When Joseph Smith went to Riseborough in 1846 there was very poor accommodation for stock, the old farmstead being in a dilapidated condition.  He conferred with the agent, and in course of time a nearly new farmstead was built.  The' old house was covered with old square flagstones, but as these by their weight were endangering the roof, they were removed and the roof re-covered with slates.  The land was in a very wet state, and nearly all the farm was re-drained. Joseph Smith, taking a great interest in "Meohi's" experiments (Mr. Meohi's study of agricultural improvements 1851), went in for irrigation, and tried liquid manure as a fertiliser.


A large tank was made, water carts were constantly at work, leading this and spreading the contents over the grass-land. We believe the result of this practical experiment was seen to advantage in the increased feeding properties of the' grass. We remember the large number of fine fat cattle fed on these pastures, and bought chiefly by the Kirbymoorside butchers, who at this time were doing a large trade with the Rosedale miners. These mines were yielding a very productive ore, which gave employment to a large number of men.


Riseborough is not without historical interest.  From an old book we note that an officer in Cromwell's army came from near Edinburgh, and bought a horse of the owner of Riseborough, and subsequently ran the horse in a race, in which he proved the winner; also it is understood that Cromwell passed Riseborough and Pickering with part of his army during his many engagements with King Charles's forces in the north of England.


The name "Gallows Head" is the place where the gallows stood at the junction of the cross roads, and where criminals were hung in chains in the olden times.

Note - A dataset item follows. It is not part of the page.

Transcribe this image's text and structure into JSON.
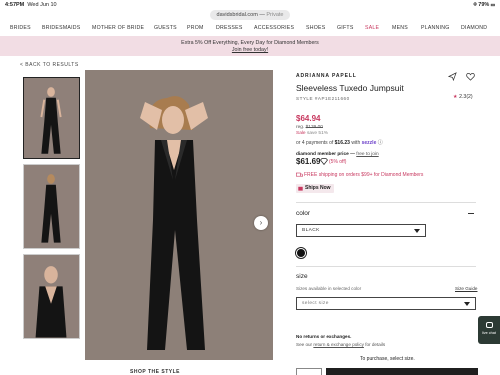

On July 12th, 1860, the teachers, scholars and friends associated with the Wesleyan Sunday schools at Pickering, were entertained to tea at Riseborough, Joseph Smith sending his wagons with their teams of fine grey horses for them, where, on their arrival, they assembled under the shady trees, and had tea in the open air.  The long rows of tables laden with good things, and the little folks and their friends enjoying themselves at a repast, presented a very pretty sight to the beholder. After tea the children had games and other amusements.  Friends from Normanby and Marton adding to the enjoyment of this festivity by their welcome, and genial presence.  In the evening a public meeting was held in the granary, with an opening speech by Joseph Smith.